Podobnie jak w poprzednich dwóch tomach, także tutaj dostajemy kilka historii, ale tym razem są one mocniej ze sobą powiązane. Jasne, w drugim tomie też tak było, ale tutaj jest to wyraźniejsze. Wszystko co się dzieje ma swoje konsekwencje i ciąg dalszy. Wraz z kulminacyjnym punktem, kiedy bohater zmuszony jest opuścić Ziemię, swoją ukochaną i bagna.
I to jest moim zdaniem największa wada tej części.

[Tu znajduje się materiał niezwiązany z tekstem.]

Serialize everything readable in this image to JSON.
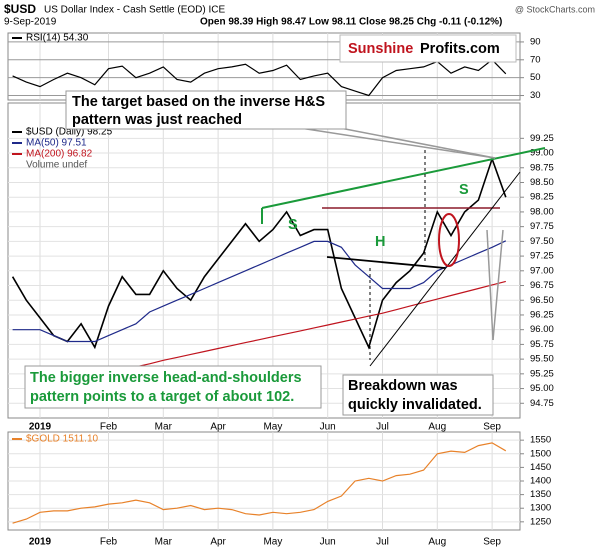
{
  "header": {
    "symbol": "$USD",
    "name": "US Dollar Index - Cash Settle (EOD) ICE",
    "source": "@ StockCharts.com",
    "date": "9-Sep-2019",
    "quote": "Open 98.39 High 98.47 Low 98.11 Close 98.25 Chg -0.11 (-0.12%)"
  },
  "annotations": {
    "logo_a": "Sunshine",
    "logo_b": "Profits.com",
    "target": [
      "The target based on the inverse H&S",
      "pattern was just reached"
    ],
    "bigger": [
      "The bigger inverse head-and-shoulders",
      "pattern points to a target of about 102."
    ],
    "breakdown": [
      "Breakdown was",
      "quickly invalidated."
    ],
    "s1": "S",
    "h": "H",
    "s2": "S"
  },
  "chart_data": [
    {
      "type": "line",
      "ylim": [
        25,
        100
      ],
      "yticks": [
        30,
        50,
        70,
        90
      ],
      "series": [
        {
          "name": "RSI(14) 54.30",
          "color": "#000000",
          "values": [
            52,
            45,
            40,
            48,
            55,
            50,
            42,
            60,
            63,
            50,
            55,
            62,
            48,
            45,
            55,
            60,
            62,
            65,
            55,
            58,
            64,
            48,
            52,
            55,
            40,
            35,
            30,
            50,
            58,
            60,
            62,
            68,
            55,
            62,
            58,
            70,
            54.3
          ]
        }
      ]
    },
    {
      "type": "line",
      "ylim": [
        94.5,
        99.85
      ],
      "volume_label": "Volume undef",
      "categories": [
        null,
        null,
        "2019",
        null,
        null,
        null,
        null,
        "Feb",
        null,
        null,
        null,
        "Mar",
        null,
        null,
        null,
        "Apr",
        null,
        null,
        null,
        "May",
        null,
        null,
        null,
        "Jun",
        null,
        null,
        null,
        "Jul",
        null,
        null,
        null,
        "Aug",
        null,
        null,
        null,
        "Sep",
        null
      ],
      "yticks": [
        94.75,
        {
          "value": 95,
          "label": "95.00"
        },
        95.25,
        {
          "value": 95.5,
          "label": "95.50"
        },
        95.75,
        {
          "value": 96,
          "label": "96.00"
        },
        96.25,
        {
          "value": 96.5,
          "label": "96.50"
        },
        96.75,
        {
          "value": 97,
          "label": "97.00"
        },
        97.25,
        {
          "value": 97.5,
          "label": "97.50"
        },
        97.75,
        {
          "value": 98,
          "label": "98.00"
        },
        98.25,
        {
          "value": 98.5,
          "label": "98.50"
        },
        98.75,
        {
          "value": 99,
          "label": "99.00"
        },
        99.25
      ],
      "series": [
        {
          "name": "$USD (Daily) 98.25",
          "color": "#000000",
          "values": [
            96.9,
            96.5,
            96.2,
            95.9,
            95.8,
            96.1,
            95.7,
            96.4,
            96.9,
            96.6,
            96.6,
            97.0,
            96.7,
            96.5,
            96.9,
            97.2,
            97.5,
            97.8,
            97.5,
            97.7,
            98.0,
            97.6,
            97.7,
            97.7,
            96.7,
            96.2,
            95.7,
            96.5,
            96.8,
            97.0,
            97.3,
            98.0,
            97.6,
            98.0,
            98.2,
            98.9,
            98.25
          ]
        },
        {
          "name": "MA(50) 97.51",
          "color": "#1f2a8a",
          "values": [
            96.0,
            96.0,
            96.0,
            95.9,
            95.8,
            95.8,
            95.8,
            95.9,
            96.0,
            96.1,
            96.3,
            96.4,
            96.5,
            96.6,
            96.7,
            96.8,
            96.9,
            97.0,
            97.1,
            97.2,
            97.3,
            97.4,
            97.5,
            97.5,
            97.4,
            97.1,
            96.9,
            96.7,
            96.7,
            96.7,
            96.8,
            97.0,
            97.1,
            97.2,
            97.3,
            97.4,
            97.51
          ]
        },
        {
          "name": "MA(200) 96.82",
          "color": "#c0141e",
          "values": [
            null,
            null,
            null,
            null,
            null,
            null,
            95.2,
            95.26,
            95.31,
            95.37,
            95.42,
            95.48,
            95.53,
            95.58,
            95.63,
            95.68,
            95.73,
            95.78,
            95.83,
            95.88,
            95.93,
            95.98,
            96.03,
            96.08,
            96.13,
            96.18,
            96.23,
            96.28,
            96.34,
            96.4,
            96.46,
            96.52,
            96.58,
            96.64,
            96.7,
            96.76,
            96.82
          ]
        }
      ]
    },
    {
      "type": "line",
      "ylim": [
        1220,
        1580
      ],
      "yticks": [
        1250,
        1300,
        1350,
        1400,
        1450,
        1500,
        1550
      ],
      "categories": [
        null,
        null,
        "2019",
        null,
        null,
        null,
        null,
        "Feb",
        null,
        null,
        null,
        "Mar",
        null,
        null,
        null,
        "Apr",
        null,
        null,
        null,
        "May",
        null,
        null,
        null,
        "Jun",
        null,
        null,
        null,
        "Jul",
        null,
        null,
        null,
        "Aug",
        null,
        null,
        null,
        "Sep",
        null
      ],
      "series": [
        {
          "name": "$GOLD 1511.10",
          "color": "#e8822a",
          "values": [
            1245,
            1260,
            1285,
            1290,
            1290,
            1300,
            1305,
            1315,
            1320,
            1330,
            1320,
            1295,
            1300,
            1310,
            1295,
            1300,
            1295,
            1280,
            1275,
            1285,
            1280,
            1285,
            1295,
            1325,
            1345,
            1400,
            1410,
            1400,
            1420,
            1425,
            1440,
            1500,
            1510,
            1505,
            1530,
            1540,
            1511.1
          ]
        }
      ]
    }
  ]
}
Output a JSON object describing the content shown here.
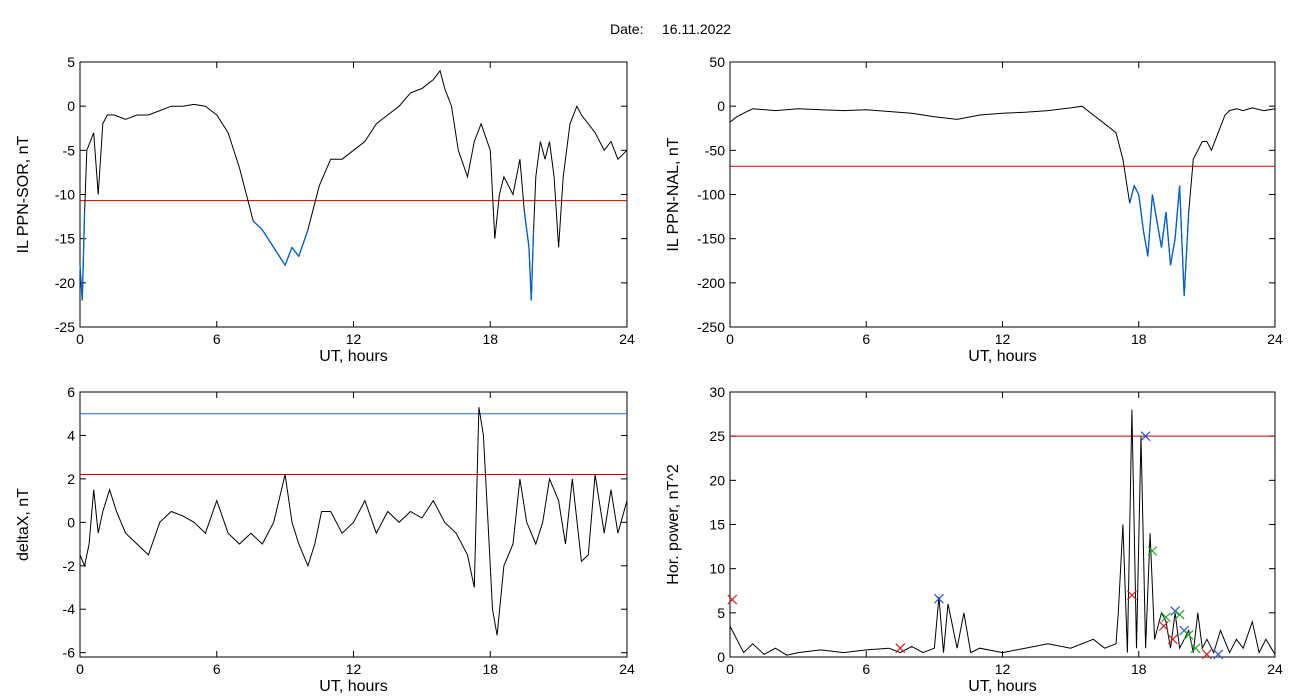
{
  "header": {
    "date_label": "Date:",
    "date_value": "16.11.2022"
  },
  "colors": {
    "trace": "#000000",
    "highlight": "#0060d0",
    "threshold_red": "#d00000",
    "threshold_blue": "#1f6fd0",
    "marker_green": "#22aa22",
    "marker_red": "#cc2222",
    "marker_blue": "#2255cc"
  },
  "chart_data": [
    {
      "type": "line",
      "title": "",
      "xlabel": "UT, hours",
      "ylabel": "IL PPN-SOR, nT",
      "xlim": [
        0,
        24
      ],
      "ylim": [
        -25,
        5
      ],
      "xticks": [
        0,
        6,
        12,
        18,
        24
      ],
      "yticks": [
        -25,
        -20,
        -15,
        -10,
        -5,
        0,
        5
      ],
      "grid": false,
      "threshold": {
        "y": -10.7,
        "color": "red"
      },
      "highlight_below": -10.7,
      "series": [
        {
          "x": [
            0,
            0.1,
            0.2,
            0.3,
            0.45,
            0.6,
            0.8,
            1.0,
            1.2,
            1.5,
            2,
            2.5,
            3,
            3.5,
            4,
            4.5,
            5,
            5.5,
            6,
            6.5,
            7,
            7.3,
            7.6,
            8,
            8.5,
            9,
            9.3,
            9.6,
            10,
            10.5,
            11,
            11.5,
            12,
            12.5,
            13,
            13.5,
            14,
            14.5,
            15,
            15.5,
            15.8,
            16,
            16.3,
            16.6,
            17,
            17.3,
            17.6,
            18,
            18.2,
            18.4,
            18.6,
            19,
            19.3,
            19.5,
            19.7,
            19.8,
            19.9,
            20,
            20.2,
            20.4,
            20.6,
            20.8,
            21,
            21.2,
            21.5,
            21.8,
            22,
            22.3,
            22.6,
            23,
            23.3,
            23.6,
            24
          ],
          "y": [
            -18,
            -22,
            -12,
            -5,
            -4,
            -3,
            -10,
            -2,
            -1,
            -1,
            -1.5,
            -1,
            -1,
            -0.5,
            0,
            0,
            0.2,
            0,
            -1,
            -3,
            -7,
            -10,
            -13,
            -14,
            -16,
            -18,
            -16,
            -17,
            -14,
            -9,
            -6,
            -6,
            -5,
            -4,
            -2,
            -1,
            0,
            1.5,
            2,
            3,
            4,
            2,
            0,
            -5,
            -8,
            -4,
            -2,
            -5,
            -15,
            -10,
            -8,
            -10,
            -6,
            -12,
            -16,
            -22,
            -14,
            -8,
            -4,
            -6,
            -4,
            -8,
            -16,
            -8,
            -2,
            0,
            -1,
            -2,
            -3,
            -5,
            -4,
            -6,
            -5
          ]
        }
      ]
    },
    {
      "type": "line",
      "title": "",
      "xlabel": "UT, hours",
      "ylabel": "IL PPN-NAL, nT",
      "xlim": [
        0,
        24
      ],
      "ylim": [
        -250,
        50
      ],
      "xticks": [
        0,
        6,
        12,
        18,
        24
      ],
      "yticks": [
        -250,
        -200,
        -150,
        -100,
        -50,
        0,
        50
      ],
      "grid": false,
      "threshold": {
        "y": -68,
        "color": "red"
      },
      "highlight_below": -68,
      "series": [
        {
          "x": [
            0,
            0.3,
            0.6,
            1,
            2,
            3,
            4,
            5,
            6,
            7,
            8,
            8.5,
            9,
            10,
            11,
            12,
            13,
            14,
            15,
            15.5,
            16,
            16.5,
            17,
            17.3,
            17.6,
            17.8,
            18,
            18.2,
            18.4,
            18.6,
            18.8,
            19,
            19.2,
            19.4,
            19.6,
            19.8,
            20,
            20.2,
            20.4,
            20.6,
            20.8,
            21,
            21.2,
            21.5,
            21.8,
            22,
            22.3,
            22.6,
            23,
            23.5,
            24
          ],
          "y": [
            -18,
            -12,
            -8,
            -3,
            -5,
            -3,
            -4,
            -5,
            -4,
            -6,
            -8,
            -10,
            -12,
            -15,
            -10,
            -8,
            -7,
            -5,
            -2,
            0,
            -10,
            -20,
            -30,
            -60,
            -110,
            -90,
            -100,
            -140,
            -170,
            -100,
            -130,
            -160,
            -120,
            -180,
            -150,
            -90,
            -215,
            -120,
            -60,
            -50,
            -40,
            -40,
            -50,
            -30,
            -10,
            -5,
            -3,
            -5,
            -2,
            -5,
            -3
          ]
        }
      ]
    },
    {
      "type": "line",
      "title": "",
      "xlabel": "UT, hours",
      "ylabel": "deltaX, nT",
      "xlim": [
        0,
        24
      ],
      "ylim": [
        -6.2,
        6
      ],
      "xticks": [
        0,
        6,
        12,
        18,
        24
      ],
      "yticks": [
        -6,
        -4,
        -2,
        0,
        2,
        4,
        6
      ],
      "grid": false,
      "thresholds": [
        {
          "y": 5.0,
          "color": "blue"
        },
        {
          "y": 2.2,
          "color": "red"
        }
      ],
      "series": [
        {
          "x": [
            0,
            0.2,
            0.4,
            0.6,
            0.8,
            1,
            1.3,
            1.6,
            2,
            2.5,
            3,
            3.5,
            4,
            4.5,
            5,
            5.5,
            6,
            6.5,
            7,
            7.5,
            8,
            8.5,
            9,
            9.3,
            9.6,
            10,
            10.3,
            10.6,
            11,
            11.5,
            12,
            12.5,
            13,
            13.5,
            14,
            14.5,
            15,
            15.5,
            16,
            16.5,
            17,
            17.3,
            17.5,
            17.7,
            17.9,
            18.1,
            18.3,
            18.6,
            19,
            19.3,
            19.6,
            20,
            20.3,
            20.6,
            21,
            21.3,
            21.6,
            22,
            22.3,
            22.6,
            23,
            23.3,
            23.6,
            24
          ],
          "y": [
            -1.5,
            -2,
            -1,
            1.5,
            -0.5,
            0.5,
            1.5,
            0.5,
            -0.5,
            -1,
            -1.5,
            0,
            0.5,
            0.3,
            0,
            -0.5,
            1,
            -0.5,
            -1,
            -0.5,
            -1,
            0,
            2.2,
            0,
            -1,
            -2,
            -1,
            0.5,
            0.5,
            -0.5,
            0,
            1,
            -0.5,
            0.5,
            0,
            0.5,
            0.2,
            1,
            0,
            -0.5,
            -1.5,
            -3,
            5.3,
            4,
            0,
            -4,
            -5.2,
            -2,
            -1,
            2,
            0,
            -1,
            0,
            2,
            1,
            -1,
            2,
            -1.8,
            -1.5,
            2.2,
            -0.5,
            1.5,
            -0.5,
            1
          ]
        }
      ]
    },
    {
      "type": "line",
      "title": "",
      "xlabel": "UT, hours",
      "ylabel": "Hor. power, nT^2",
      "xlim": [
        0,
        24
      ],
      "ylim": [
        0,
        30
      ],
      "xticks": [
        0,
        6,
        12,
        18,
        24
      ],
      "yticks": [
        0,
        5,
        10,
        15,
        20,
        25,
        30
      ],
      "grid": false,
      "threshold": {
        "y": 25,
        "color": "red"
      },
      "series": [
        {
          "x": [
            0,
            0.3,
            0.6,
            1,
            1.5,
            2,
            2.5,
            3,
            4,
            5,
            6,
            7,
            7.5,
            8,
            8.5,
            9,
            9.2,
            9.4,
            9.6,
            10,
            10.3,
            10.6,
            11,
            12,
            13,
            14,
            15,
            16,
            16.5,
            17,
            17.1,
            17.3,
            17.5,
            17.7,
            17.9,
            18.1,
            18.3,
            18.5,
            18.7,
            19,
            19.2,
            19.4,
            19.6,
            19.8,
            20,
            20.2,
            20.4,
            20.6,
            20.8,
            21,
            21.3,
            21.6,
            22,
            22.3,
            22.6,
            23,
            23.3,
            23.6,
            24
          ],
          "y": [
            3.5,
            2,
            0.5,
            1.5,
            0.3,
            1,
            0.2,
            0.5,
            0.8,
            0.5,
            0.8,
            1,
            0.5,
            1.2,
            0.5,
            1,
            6.8,
            0.5,
            6,
            1,
            5,
            0.5,
            1,
            0.5,
            1,
            1.5,
            1,
            2,
            1,
            1.5,
            5,
            15,
            0.5,
            28,
            1,
            25,
            1,
            14,
            2,
            5,
            4,
            1,
            5,
            1,
            2,
            3,
            0.5,
            5,
            1,
            2,
            0.5,
            3,
            0.5,
            2,
            1,
            4,
            0.5,
            2,
            0.3
          ]
        }
      ],
      "markers": [
        {
          "x": 0.1,
          "y": 6.5,
          "color": "red"
        },
        {
          "x": 7.5,
          "y": 1.0,
          "color": "red"
        },
        {
          "x": 9.2,
          "y": 6.6,
          "color": "blue"
        },
        {
          "x": 17.7,
          "y": 7.0,
          "color": "red"
        },
        {
          "x": 18.3,
          "y": 25.0,
          "color": "blue"
        },
        {
          "x": 18.6,
          "y": 12.0,
          "color": "green"
        },
        {
          "x": 19.1,
          "y": 3.5,
          "color": "red"
        },
        {
          "x": 19.2,
          "y": 4.5,
          "color": "green"
        },
        {
          "x": 19.5,
          "y": 2.0,
          "color": "red"
        },
        {
          "x": 19.6,
          "y": 5.2,
          "color": "blue"
        },
        {
          "x": 19.8,
          "y": 4.8,
          "color": "green"
        },
        {
          "x": 20.0,
          "y": 3.0,
          "color": "blue"
        },
        {
          "x": 20.2,
          "y": 2.5,
          "color": "green"
        },
        {
          "x": 20.5,
          "y": 1.0,
          "color": "green"
        },
        {
          "x": 21.0,
          "y": 0.3,
          "color": "red"
        },
        {
          "x": 21.5,
          "y": 0.3,
          "color": "blue"
        }
      ]
    }
  ]
}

Początek nic złego jeszcze nie zapowiada. W sensie, nic złego dla wielbicieli horroru i klimatu tej rysunkowej opowieści. Potwór wraca na bagna, ale wkrótce okazuje się, że jego ukochanej nigdzie nie ma. Kobieta ma kłopoty, z których bohater musi ją wyciągnąć. Ta część historii jest jeszcze klasyczna. Protagonista jest o wiele silniejszy niż w momencie gdy go poznaliśmy. Przeżycia wyraźnie odcisnęły na nim swoje piętno, ale pozwoliły mu także rozwinąć swoje zdolności. O czym najlepiej przekonają się mieszkańcy Gotham z Batmanem na czele. Gdy wydaje się, że wszystko zostaje rozegrane pokojowo, dochodzi do mocnego zwrotu nie tylko w życiu Potwora z Bagien i jego ukochanej, ale także w całej serii.
Nie chcę zdradzać za dużo, ale powiem, że całość z horroru mocno skręca w kierunku science fiction i w moim odczuciu, mocno na tym traci. Autor może czuł się już zmęczony estetyką grozy, może potrzebował odskoczni, ale szkoda, że wybrał takie akurat rozwiązanie. Jasne, to nadal ciekawa historia. Nadal pełna niezłych momentów, ale brakuje w niej tego dreszczyku, dla której tak ją polubiłem.
Oczywiście nie oznacza to, że nie warto po trzeci tom “Sagi o potworze z bagien” sięgać. To nadal, przynajmniej przez większą liczbę stron, świetna opowieść. Sporo jest tu grozy, a momentami prawdziwego horroru. Nawet jak potwór jest tylko w tle, a są tu takie opowieści, to i tak czyta się doskonale.
No, ale potem jest kosmos. Dosłownie i w przenośni.
Trochę marudzę, ale nie ukrywam, że ten kosmiczny wątek nie przypadł mi do gustu. Nie tego oczekiwałem. Nie tego się spodziewałem. I może to w jakiś sposób wpłynęło na odbiór przeze mnie tego fragmentu, ale nie mogę powiedzieć bym mógł o tym zapomnieć. I gdyby nie to, trzeci tom byłby udanym zwieńczeniem całości. A tak jest tylko dobrym, z bardzo dobrymi momentami.